The Fabriano Artistico 300gm was used for the S.
Absoloutely no performance problem at all with the watercolor or gilding. But the Finetec Gold is not nearly so bright on it. The gilding is also a bit more subdued compared to the Botanical Ultra Smooth. No special technique required for this paper. It will take more moisture than the Botanical Ultra Smooth and seems to settle into the paper rather than sit on top.
The Old Arches 300gm paper felt the best of all the papers to the touch.
It feels more substantial. It feels like it can absorb washes of water. It does not bruise easily and the colour is a warm white. The pointed pen ink line, in this case was Ziller Buffalo Brown and holds very tightly on the paper. No problems with gilding or painting. Of all three papers, the gold leaf is the least shiny on this paper. Interesting as the Miniautum Ink was used for all three specimens and the same float technique used on all the papers. The Diane Townsend Pastels perform perfectly on all three papers but a lighter touch is needed with the Botanical Ultra Smooth.
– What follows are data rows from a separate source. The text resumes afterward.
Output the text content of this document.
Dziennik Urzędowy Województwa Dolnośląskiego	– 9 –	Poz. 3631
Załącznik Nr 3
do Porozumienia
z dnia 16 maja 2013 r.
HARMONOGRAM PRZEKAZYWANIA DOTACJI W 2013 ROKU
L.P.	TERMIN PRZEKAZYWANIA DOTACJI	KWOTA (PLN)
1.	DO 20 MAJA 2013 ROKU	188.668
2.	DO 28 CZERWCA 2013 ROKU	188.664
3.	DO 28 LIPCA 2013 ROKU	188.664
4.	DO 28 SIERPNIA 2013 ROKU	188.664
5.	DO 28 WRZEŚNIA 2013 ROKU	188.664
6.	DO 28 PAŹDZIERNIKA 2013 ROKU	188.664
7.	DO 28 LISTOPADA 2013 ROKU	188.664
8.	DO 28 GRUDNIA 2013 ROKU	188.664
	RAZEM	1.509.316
This was a fun experiment and it was great to see first hand how differently each of the papers react to the exact same techniques. Sometimes the struggle we feel with our work, can be as simple as changing the paper we are working on. Our techniques need to adapt the products we are using. It is difficult when we find a favourite surface and then the manufacturer changes it! I know the new Arches paper does not perform nearly so well. Rather than being " fast paper" I call it a "sluggish paper'. I can feel it resist the brush and almost pull hairs of the brush. To use the newer Arches, I usually prime the paper with a very light application of clear water and let it dry before I paint my letter. As artists, we need to have several tricks up our sleeves. And the only way to really know what you are working with is to mindfully practice, and be in tune with your materials. Know your products well. Find your favourites and play!